From the 9 EHV-1 US genes, as many as 6 are membrane (glyco)protein genes. These genes are believed to have evolved from a common ancestor by gene duplication (Fig. 2). The gG gene, the unique gp2 gene, which is only present in the genomes of EHV-1 and its close relative EHV-4, the gD gene as well as the gE and gI genes are concentrated in this small portion of the genome. In addition, the non-glycosylated type II membrane protein US9 is located in this genomic region (Telford et al., 1992) . Mutations in the US region leading to an attenuation of viruses and reduced replication capacity has been described for closely related Alphaherpesvirinae, like pseudorabies virus (PRV) infecting pigs, bovine herpesvirus type 1 (BHV-1) and human HSV-1. Continuous passage of these viruses in cultured cells leads to abrogation of gE and/or gI and/or US9 expression, which is associated with an impaired ability of the viruses to efficiently migrate from cell-to-cell and invariantly results in avirulence (Balan et al., 1994; Card et al., 1992; Mulder et al., 1996; van Engelenburg et al., 1995). In contrast, EHV-1 vaccine strain KyA, which lacks the gE, gI and US9 genes, efficiently grows in cultured cells. However, a number of additional mutations when compared to other EHV-1 strains has occurred in this small region of the KyA genome.
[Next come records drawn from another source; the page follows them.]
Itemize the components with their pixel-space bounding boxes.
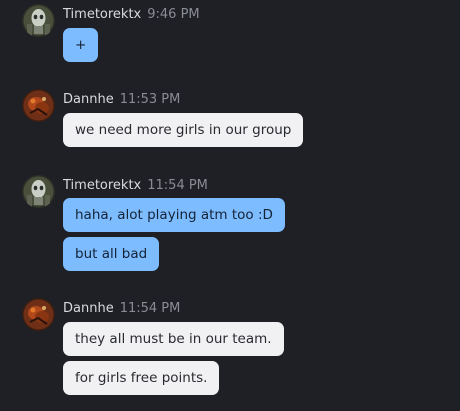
message-bubble[interactable]: they all must be in our team. bbox=[63, 322, 284, 356]
red-creature-avatar-icon[interactable] bbox=[22, 89, 55, 122]
author-name[interactable]: Dannhe bbox=[63, 301, 114, 316]
message-header: Timetorektx 11:54 PM bbox=[63, 177, 208, 195]
timestamp: 9:46 PM bbox=[147, 7, 200, 22]
timestamp: 11:53 PM bbox=[119, 92, 181, 107]
message-bubble[interactable]: + bbox=[63, 28, 99, 62]
timestamp: 11:54 PM bbox=[147, 178, 208, 193]
author-name[interactable]: Timetorektx bbox=[63, 178, 141, 193]
message-bubble[interactable]: but all bad bbox=[63, 237, 160, 271]
skull-avatar-icon[interactable] bbox=[22, 175, 55, 208]
author-name[interactable]: Timetorektx bbox=[63, 7, 141, 22]
message-bubble[interactable]: we need more girls in our group bbox=[63, 113, 304, 147]
message-header: Timetorektx 9:46 PM bbox=[63, 6, 200, 24]
red-creature-avatar-icon[interactable] bbox=[22, 298, 55, 331]
skull-avatar-icon[interactable] bbox=[22, 4, 55, 37]
message-header: Dannhe 11:54 PM bbox=[63, 300, 180, 318]
message-bubble[interactable]: for girls free points. bbox=[63, 361, 220, 395]
chat-message-list: Timetorektx 9:46 PM + Dannhe 11:53 PM we n… bbox=[0, 0, 460, 411]
message-header: Dannhe 11:53 PM bbox=[63, 91, 180, 109]
author-name[interactable]: Dannhe bbox=[63, 92, 114, 107]
timestamp: 11:54 PM bbox=[119, 301, 181, 316]
message-bubble[interactable]: haha, alot playing atm too :D bbox=[63, 198, 285, 232]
These mutations may be compensatory mutations by which strain KyA has overcome its growth restrictions in cultured cells.

In this proposal, we aim at identifying the impact of deletions and mutations in the US (glyco)protein genes on virus egress and cell-to-cell spread in vitro and in vivo and to analyze the possible interplay between these important viral structures. The studies will be performed by exchanging portions of the genomes using infectious clones of EHV-1 strains of different origin and virulence (virulent RacL11 and avirulent KyA). Our  studies should lead to a better understanding of growth properties of individual EHV-1 strains both in cultured cells and in animals, which can eventually be exploited in the design of novel efficacious vaccines to combat one of the most important viral diseases of the horse.